Сажусь обратно. Жду. Считаю вдохи. Девяносто три. Девяносто четыре. Сбиваюсь. Начинаю заново.
Часы тянутся, как карамель в лавке старика Ито — он всегда переваривает сахар, и нити становятся мутными, липкими, бесконечными.
Не зовут.
Сижу. Считаю петли на циновке. Сорок три в ряду. Или сорок четыре?
Начинаю заново.
Пальцы блуждают по грубому хлопку кимоно — он пахнет вчерашним потом и позавчерашним страхом. Нити цепляются за мозоли. У меня их семь.
На большом пальце правой руки — от веретена, когда еще пряла в деревне. Или мне это снилось?
Иногда я придумываю себе прошлое. Мы все здесь немного придумываем.
Прислушиваюсь. Дождь отстукивает что-то морзянкой по черепице. Точка-точка-тире. Что он говорит? "Не-хо-ди-ту-да"? Или "и-ди-и-смо-три"?
Любопытство. Оно живет у меня под ребрами, как паразит. Как те черви, что заводятся в рисе, если хранить его в сырости. Грызет изнутри.
Встаю. Левая нога затекла. Тысяча четыреста игл впиваются в подошву. Или тысяча пятьсот? Я считаю боль. Это помогает не думать о другой боли.
Крадусь. Третья половица — скрип. Седьмая — стон. Одиннадцатая молчит, но двенадцатая предательски взвизгивает. Замираю. Жду. Считаю удары сердца. Двадцать три. Двадцать четыре.
Госпожа Мурасаки храпит — вдох на четыре счета, выдох на шесть. У нее искривлена носовая перегородка. Она рассказывала, что в молодости клиент сломал ей нос. Или это было в драке с другой девочкой? Истории меняются, как узоры калейдоскопа.

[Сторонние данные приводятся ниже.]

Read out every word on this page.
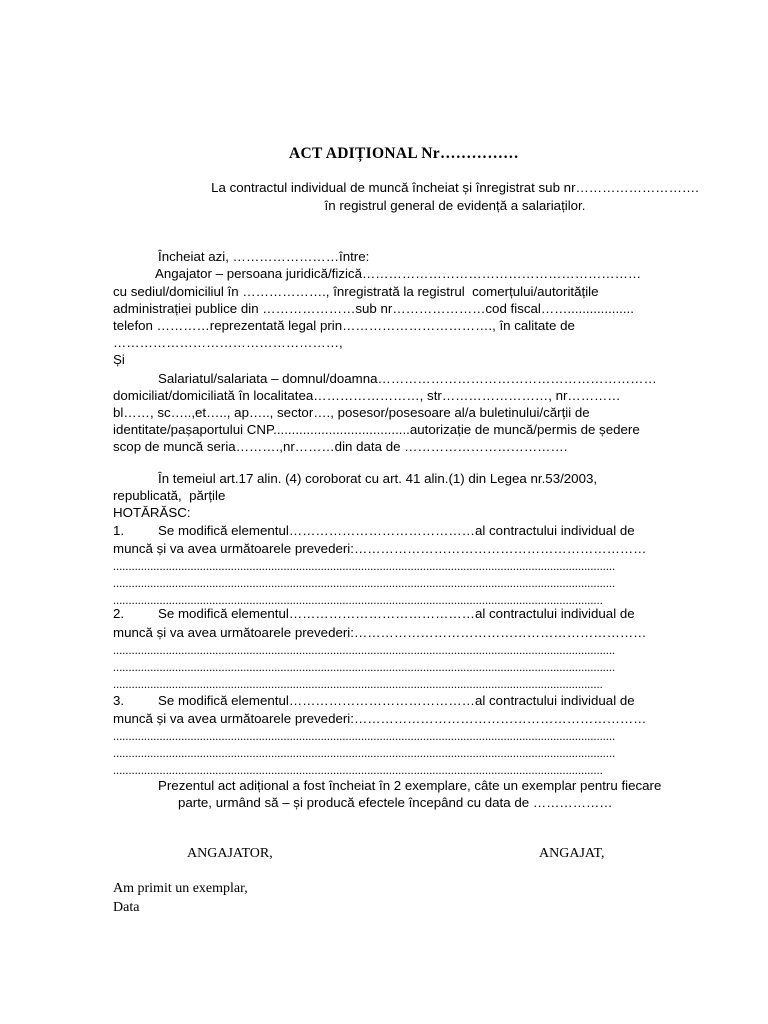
ACT ADIȚIONAL Nr……………
La contractul individual de muncă încheiat și înregistrat sub nr……………………….
în registrul general de evidență a salariaților.
Încheiat azi, ……………………între:
Angajator – persoana juridică/fizică………………………………………………………
cu sediul/domiciliul în ………………., înregistrată la registrul  comerțului/autoritățile
administrației publice din …………………sub nr…………………cod fiscal……..................
telefon …………reprezentată legal prin……………………………., în calitate de
……………………………………………,
Și
Salariatul/salariata – domnul/doamna………………………………………………………
domiciliat/domiciliată în localitatea……………………, str……………………, nr…………
bl……, sc…..,et….., ap….., sector…., posesor/posesoare al/a buletinului/cărții de
identitate/pașaportului CNP.....................................autorizație de muncă/permis de ședere
scop de muncă seria……….,nr………din data de ……………………………….
În temeiul art.17 alin. (4) coroborat cu art. 41 alin.(1) din Legea nr.53/2003,
republicată,  părțile
HOTĂRĂSC:
1.	Se modifică elementul……………………………………al contractului individual de
muncă și va avea următoarele prevederi:…………………………………………………………
..................................................................................................................................................................
..................................................................................................................................................................
..............................................................................................................................................................
2.	Se modifică elementul……………………………………al contractului individual de
muncă și va avea următoarele prevederi:…………………………………………………………
..................................................................................................................................................................
..................................................................................................................................................................
..............................................................................................................................................................
3.	Se modifică elementul……………………………………al contractului individual de
muncă și va avea următoarele prevederi:…………………………………………………………
..................................................................................................................................................................
..................................................................................................................................................................
..............................................................................................................................................................
Prezentul act adițional a fost încheiat în 2 exemplare, câte un exemplar pentru fiecare
parte, urmând să – și producă efectele începând cu data de ………………
ANGAJATOR,	ANGAJAT,
Am primit un exemplar,
Data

Томоко бормочет во сне что-то о матери. У нее нет матери. Как и у всех нас. Мы сироты по определению. Даже если матери живы где-то там, за стенами этого дома.
Ползу дальше. На коленях — так тише. Чувствую каждую щель в полу. Каждую занозу. Подсчитываю их — способ не думать о том, что делаю.
У двери в дальнюю комнату останавливаюсь. Бумага сёдзи тонкая, полупрозрачная. Сквозь нее просачивается теплый свет. И голоса приглушенные, как разговор под водой. Как те звуки, что издают карпы в пруду. Если прислушаться. Если поверить, что рыбы разговаривают.
Прижимаюсь ухом. Холодная бумага.
Женский голос — мелодия. Мужской — бас виолончели. Слов не разобрать. Только интонации. Легкие, как пух одуванчика.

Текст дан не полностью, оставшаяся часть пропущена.